The U.S. Department of Justice (DOJ) has officially seized shares of popular trading app Robinhood linked to Sam Bankman-Fried despite objections from the disgraced FTX founder’s legal team.
In a filing dated January 6th, prosecutors with the Commercial Litigation branch of the DOJ Civil Division inform the bankruptcy court in the district of New Jersey that Robinhood shares worth over $456 million tied to the former crypto titan are now in the custody of the US government.
“The United States has seized 55,273,469 shares of the stock of Robinhood Markets Inc. and $20,746,713.67 in United States currency from an account at ED&F Man Capital Markets Inc. pursuant to judicially authorized seizure warrants issued in the Southern District of New York.”
According to the filing, the seized assets constitute property involved in the violations of money laundering and wire fraud criminal statutes and are not properties of the bankruptcy estate.
In November, FTX filed for bankruptcy after the crypto exchange failed to meet withdrawal requests from its customers.
The DOJ’s seizure comes as Bankman-Fried deals with an eight-count indictment arising from his alleged misappropriation of billions worth of FTX customer funds.
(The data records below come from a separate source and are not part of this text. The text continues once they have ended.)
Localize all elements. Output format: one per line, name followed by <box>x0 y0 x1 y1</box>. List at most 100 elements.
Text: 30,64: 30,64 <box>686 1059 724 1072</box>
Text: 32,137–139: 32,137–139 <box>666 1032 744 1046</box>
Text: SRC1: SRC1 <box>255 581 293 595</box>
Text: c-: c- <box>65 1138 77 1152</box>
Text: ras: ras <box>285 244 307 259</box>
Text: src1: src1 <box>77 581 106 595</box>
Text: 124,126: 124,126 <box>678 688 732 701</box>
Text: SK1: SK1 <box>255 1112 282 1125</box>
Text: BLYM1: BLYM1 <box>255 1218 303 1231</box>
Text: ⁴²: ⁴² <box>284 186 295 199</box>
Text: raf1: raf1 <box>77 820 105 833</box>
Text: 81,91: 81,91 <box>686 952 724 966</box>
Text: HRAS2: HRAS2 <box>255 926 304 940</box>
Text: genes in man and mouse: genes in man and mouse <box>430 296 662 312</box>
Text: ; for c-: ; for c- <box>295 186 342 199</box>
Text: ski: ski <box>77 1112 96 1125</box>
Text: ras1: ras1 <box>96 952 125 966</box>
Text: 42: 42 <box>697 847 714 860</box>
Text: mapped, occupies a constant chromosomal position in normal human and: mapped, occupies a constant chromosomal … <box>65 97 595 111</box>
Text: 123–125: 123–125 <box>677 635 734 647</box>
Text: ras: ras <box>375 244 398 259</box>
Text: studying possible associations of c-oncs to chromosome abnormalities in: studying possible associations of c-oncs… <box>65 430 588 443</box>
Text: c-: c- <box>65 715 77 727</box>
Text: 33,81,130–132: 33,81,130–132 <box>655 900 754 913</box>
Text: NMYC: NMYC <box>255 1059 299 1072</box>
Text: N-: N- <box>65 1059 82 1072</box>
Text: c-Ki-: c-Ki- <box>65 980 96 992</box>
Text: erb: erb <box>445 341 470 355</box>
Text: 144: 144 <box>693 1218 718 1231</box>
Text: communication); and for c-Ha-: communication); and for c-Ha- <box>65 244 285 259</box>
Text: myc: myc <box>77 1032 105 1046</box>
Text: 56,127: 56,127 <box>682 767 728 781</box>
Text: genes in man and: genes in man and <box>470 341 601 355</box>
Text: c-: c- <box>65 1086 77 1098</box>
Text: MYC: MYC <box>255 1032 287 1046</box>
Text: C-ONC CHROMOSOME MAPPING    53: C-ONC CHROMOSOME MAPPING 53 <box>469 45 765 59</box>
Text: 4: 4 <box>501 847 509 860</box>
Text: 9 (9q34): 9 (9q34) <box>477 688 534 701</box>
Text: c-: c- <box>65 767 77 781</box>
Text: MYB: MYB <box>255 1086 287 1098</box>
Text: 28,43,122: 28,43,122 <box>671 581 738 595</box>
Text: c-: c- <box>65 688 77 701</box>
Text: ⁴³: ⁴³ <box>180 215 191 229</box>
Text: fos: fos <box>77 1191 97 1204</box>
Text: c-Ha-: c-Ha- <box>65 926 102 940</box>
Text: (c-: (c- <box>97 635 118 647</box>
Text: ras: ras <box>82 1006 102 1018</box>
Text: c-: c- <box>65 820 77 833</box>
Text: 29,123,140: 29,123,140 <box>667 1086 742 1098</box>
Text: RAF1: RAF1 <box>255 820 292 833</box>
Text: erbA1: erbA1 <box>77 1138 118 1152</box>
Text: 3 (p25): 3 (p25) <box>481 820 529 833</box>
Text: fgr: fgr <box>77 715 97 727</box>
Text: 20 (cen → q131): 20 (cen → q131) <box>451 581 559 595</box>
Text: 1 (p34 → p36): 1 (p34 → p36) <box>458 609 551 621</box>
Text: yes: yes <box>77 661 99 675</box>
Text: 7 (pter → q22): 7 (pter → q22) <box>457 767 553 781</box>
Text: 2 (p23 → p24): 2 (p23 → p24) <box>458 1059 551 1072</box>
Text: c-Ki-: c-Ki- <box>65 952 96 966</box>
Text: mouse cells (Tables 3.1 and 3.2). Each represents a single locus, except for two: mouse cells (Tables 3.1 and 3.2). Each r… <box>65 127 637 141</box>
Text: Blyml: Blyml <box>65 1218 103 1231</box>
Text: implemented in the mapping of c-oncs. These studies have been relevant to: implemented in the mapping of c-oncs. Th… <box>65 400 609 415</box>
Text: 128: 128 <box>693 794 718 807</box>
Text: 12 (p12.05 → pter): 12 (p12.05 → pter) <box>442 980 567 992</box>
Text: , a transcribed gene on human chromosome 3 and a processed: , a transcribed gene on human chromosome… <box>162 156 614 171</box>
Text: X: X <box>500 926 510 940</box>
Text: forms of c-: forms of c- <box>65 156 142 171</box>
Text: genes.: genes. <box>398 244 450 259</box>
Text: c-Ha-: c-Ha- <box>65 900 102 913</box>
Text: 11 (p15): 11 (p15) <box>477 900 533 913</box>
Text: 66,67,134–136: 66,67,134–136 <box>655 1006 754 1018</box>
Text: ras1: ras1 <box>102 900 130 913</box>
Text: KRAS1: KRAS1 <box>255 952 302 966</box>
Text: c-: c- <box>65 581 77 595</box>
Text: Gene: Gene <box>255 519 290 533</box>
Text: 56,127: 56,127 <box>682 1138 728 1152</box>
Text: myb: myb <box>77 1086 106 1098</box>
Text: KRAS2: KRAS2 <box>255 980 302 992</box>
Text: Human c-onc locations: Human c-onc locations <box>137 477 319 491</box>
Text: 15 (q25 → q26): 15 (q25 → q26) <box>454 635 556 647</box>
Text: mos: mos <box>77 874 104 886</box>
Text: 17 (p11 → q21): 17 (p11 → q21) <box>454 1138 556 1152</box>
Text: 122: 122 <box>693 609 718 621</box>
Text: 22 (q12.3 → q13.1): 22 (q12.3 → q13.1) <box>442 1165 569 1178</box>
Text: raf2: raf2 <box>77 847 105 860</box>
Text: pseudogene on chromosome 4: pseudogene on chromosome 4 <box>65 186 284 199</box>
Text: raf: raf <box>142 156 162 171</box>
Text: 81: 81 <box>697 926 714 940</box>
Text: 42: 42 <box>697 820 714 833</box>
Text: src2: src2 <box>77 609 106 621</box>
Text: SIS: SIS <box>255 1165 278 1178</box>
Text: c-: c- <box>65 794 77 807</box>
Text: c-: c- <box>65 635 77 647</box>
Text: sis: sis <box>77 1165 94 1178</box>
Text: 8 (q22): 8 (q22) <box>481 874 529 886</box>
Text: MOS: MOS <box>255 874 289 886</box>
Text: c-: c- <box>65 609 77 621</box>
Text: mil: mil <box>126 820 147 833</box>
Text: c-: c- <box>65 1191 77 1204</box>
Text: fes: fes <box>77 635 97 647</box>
In an affidavit filed with the Eastern Caribbean Supreme Court on December 12th, Bankman-Fried says he and FTX chief technology officer Gary Wang borrowed funds from FTX sister firm Alameda Research to fund Emergent Fidelity Technologies, which bought the Robinhood shares. Bankman-Fried owns 90% of the shell company.
Bankman-Fried’s lawyers argue that Emergent is not implicated in the insolvency of FTX and should not be part of the bankruptcy proceedings. They also say the former crypto billionaire needs the shares to fund his legal defense.